You just described creationism to a T.
So Phylogenetics, which says different groups and in some sense ALL living organisms share genes, this is correct (but not nearly as many as they claim...see my above “shared gene” example)...but what this means is where we enter the twilight zone of opinion and interpretation. So let me ask...
If you were NOT ALREADY CONVINCED of the theory, and you were to just view the “shared gene” data above for the first time...(please be honest here) objectively, as a scientist, would you really come to some conclusion of lineage? They do not progress and they are not in any way the same (not actually)!
Actually, if I had only the shallow, cherry-picked information you provided, I might be skeptical.

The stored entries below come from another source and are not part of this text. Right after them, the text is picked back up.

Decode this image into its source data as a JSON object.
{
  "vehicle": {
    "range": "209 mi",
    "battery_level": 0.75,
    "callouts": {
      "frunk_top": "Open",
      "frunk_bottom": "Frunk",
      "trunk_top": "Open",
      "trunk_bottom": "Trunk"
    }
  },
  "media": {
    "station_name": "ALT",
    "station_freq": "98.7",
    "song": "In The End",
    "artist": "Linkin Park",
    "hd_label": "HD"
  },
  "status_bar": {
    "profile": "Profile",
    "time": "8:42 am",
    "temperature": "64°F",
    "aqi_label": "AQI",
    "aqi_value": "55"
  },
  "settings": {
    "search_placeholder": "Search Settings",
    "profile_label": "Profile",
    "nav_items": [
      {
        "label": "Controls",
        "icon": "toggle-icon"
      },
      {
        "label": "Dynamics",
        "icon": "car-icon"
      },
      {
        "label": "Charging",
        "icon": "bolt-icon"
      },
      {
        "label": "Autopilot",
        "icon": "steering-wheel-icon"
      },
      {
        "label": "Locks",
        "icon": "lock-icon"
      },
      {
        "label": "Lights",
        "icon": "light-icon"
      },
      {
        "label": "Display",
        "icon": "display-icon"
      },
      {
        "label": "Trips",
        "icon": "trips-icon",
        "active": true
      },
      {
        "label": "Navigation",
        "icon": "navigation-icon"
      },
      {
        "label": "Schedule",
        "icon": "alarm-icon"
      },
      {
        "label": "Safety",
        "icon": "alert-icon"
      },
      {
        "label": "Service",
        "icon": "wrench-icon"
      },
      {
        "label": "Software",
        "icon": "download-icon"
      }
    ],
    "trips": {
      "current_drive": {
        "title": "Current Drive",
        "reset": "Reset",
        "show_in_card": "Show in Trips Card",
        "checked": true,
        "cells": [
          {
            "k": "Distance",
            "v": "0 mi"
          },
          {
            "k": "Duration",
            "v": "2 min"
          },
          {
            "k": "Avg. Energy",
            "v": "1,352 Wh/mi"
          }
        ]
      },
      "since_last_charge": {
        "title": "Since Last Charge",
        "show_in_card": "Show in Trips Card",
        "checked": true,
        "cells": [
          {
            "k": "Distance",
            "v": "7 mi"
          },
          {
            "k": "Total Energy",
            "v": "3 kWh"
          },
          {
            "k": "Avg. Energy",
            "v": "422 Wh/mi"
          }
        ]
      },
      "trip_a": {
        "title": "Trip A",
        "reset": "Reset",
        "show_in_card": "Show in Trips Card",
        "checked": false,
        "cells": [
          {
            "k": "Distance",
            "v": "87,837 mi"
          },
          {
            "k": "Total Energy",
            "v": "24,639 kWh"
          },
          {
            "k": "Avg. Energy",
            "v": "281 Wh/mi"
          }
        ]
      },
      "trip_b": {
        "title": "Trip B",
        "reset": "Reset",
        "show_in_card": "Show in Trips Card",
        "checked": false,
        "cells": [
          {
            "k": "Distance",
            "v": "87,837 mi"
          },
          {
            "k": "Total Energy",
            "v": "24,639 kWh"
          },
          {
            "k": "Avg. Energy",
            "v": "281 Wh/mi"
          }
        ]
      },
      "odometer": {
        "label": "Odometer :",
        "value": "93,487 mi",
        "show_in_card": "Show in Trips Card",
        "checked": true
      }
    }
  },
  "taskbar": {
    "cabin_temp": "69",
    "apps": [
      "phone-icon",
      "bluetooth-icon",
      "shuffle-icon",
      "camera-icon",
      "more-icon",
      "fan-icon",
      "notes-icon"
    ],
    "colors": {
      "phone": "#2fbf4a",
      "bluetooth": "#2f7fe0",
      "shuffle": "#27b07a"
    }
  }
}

Alas, when I chose to work in phylogenetics lab in grad school, I was exposed to REAMS of data, not just a couple of cherry-picked 'what-do-you-think-of-THIS!!!' poorly described examples.
When one looks at the totality of available evidence (or even a chunk of it), looks at the actual large-scale patterns as opposed to a couple of anomalies, it becomes not just intuitively correct, but empirically supported conclusion.